Referrer Cloaking in URL shortener

A couple of days ago I wrote about my little trick to spy on bit.ly links, which Johnathan Volk later picked up for an April Fool’s joke with a kernel of truth in it.

There are alternatives to Bit.ly, but this one from a commenter caught my eye: Referrer.us does URL shortening and cloaking with sugar on top. That sugar can be as mellow as hiding the referrer or as naughty as faking it. The service looks full-featured and largely free. Nice.

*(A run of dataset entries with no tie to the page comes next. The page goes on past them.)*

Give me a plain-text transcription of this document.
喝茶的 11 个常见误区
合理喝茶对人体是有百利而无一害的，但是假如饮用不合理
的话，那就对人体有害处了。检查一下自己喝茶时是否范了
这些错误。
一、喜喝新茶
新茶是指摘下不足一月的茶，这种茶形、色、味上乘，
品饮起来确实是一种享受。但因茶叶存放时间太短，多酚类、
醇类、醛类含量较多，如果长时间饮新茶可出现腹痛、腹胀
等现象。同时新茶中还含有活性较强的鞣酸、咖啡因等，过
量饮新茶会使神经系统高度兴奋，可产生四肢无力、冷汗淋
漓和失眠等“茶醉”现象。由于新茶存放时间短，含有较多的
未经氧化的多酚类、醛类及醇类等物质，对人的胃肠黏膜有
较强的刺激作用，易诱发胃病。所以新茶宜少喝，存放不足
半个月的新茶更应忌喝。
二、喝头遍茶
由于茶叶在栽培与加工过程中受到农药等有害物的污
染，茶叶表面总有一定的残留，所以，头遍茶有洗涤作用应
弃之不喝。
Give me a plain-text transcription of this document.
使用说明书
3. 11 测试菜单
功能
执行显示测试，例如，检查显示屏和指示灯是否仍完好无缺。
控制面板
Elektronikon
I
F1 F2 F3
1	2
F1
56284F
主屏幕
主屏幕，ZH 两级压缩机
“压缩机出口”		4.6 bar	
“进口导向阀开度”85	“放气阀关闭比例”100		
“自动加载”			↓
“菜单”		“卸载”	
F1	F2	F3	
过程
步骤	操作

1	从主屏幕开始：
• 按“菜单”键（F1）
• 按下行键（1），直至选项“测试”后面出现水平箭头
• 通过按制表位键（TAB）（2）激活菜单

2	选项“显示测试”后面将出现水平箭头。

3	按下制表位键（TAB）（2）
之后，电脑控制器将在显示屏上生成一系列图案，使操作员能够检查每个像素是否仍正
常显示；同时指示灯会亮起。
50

I do see a practical use for Referrer.us – Still, I have to say some of the black-hat folks and services I’ve seen go paranoid overboard in a big way. I accidentally scratched the surface of how Russian black-hatters move money around and it was freaking mad – encryption out the wazoo, multiple layers of e-gold and other virtual currencies with crazy names and crazy account and exchange schemes. I was trying to fund an account for a stupid service and finally gave up – It was nuts – It looked like I was about to launch an ICBM instead of spend $20 on a service.

Its easy for a tech person to see all the holes and try to cover them up with technology – and it is also easy for the tech person to get lost in the details and lose sight of the goal – Unless you’ve got a swarm of determined hackers banging down your virtual doors, meet the challenge with the minimal amount of effort needed to accomplish the task and keep going… Security is relative, and never absolute – The best plan is to prepare for damage control, containment of the disaster, and quick recovery since you really can’t stop a determined hacker.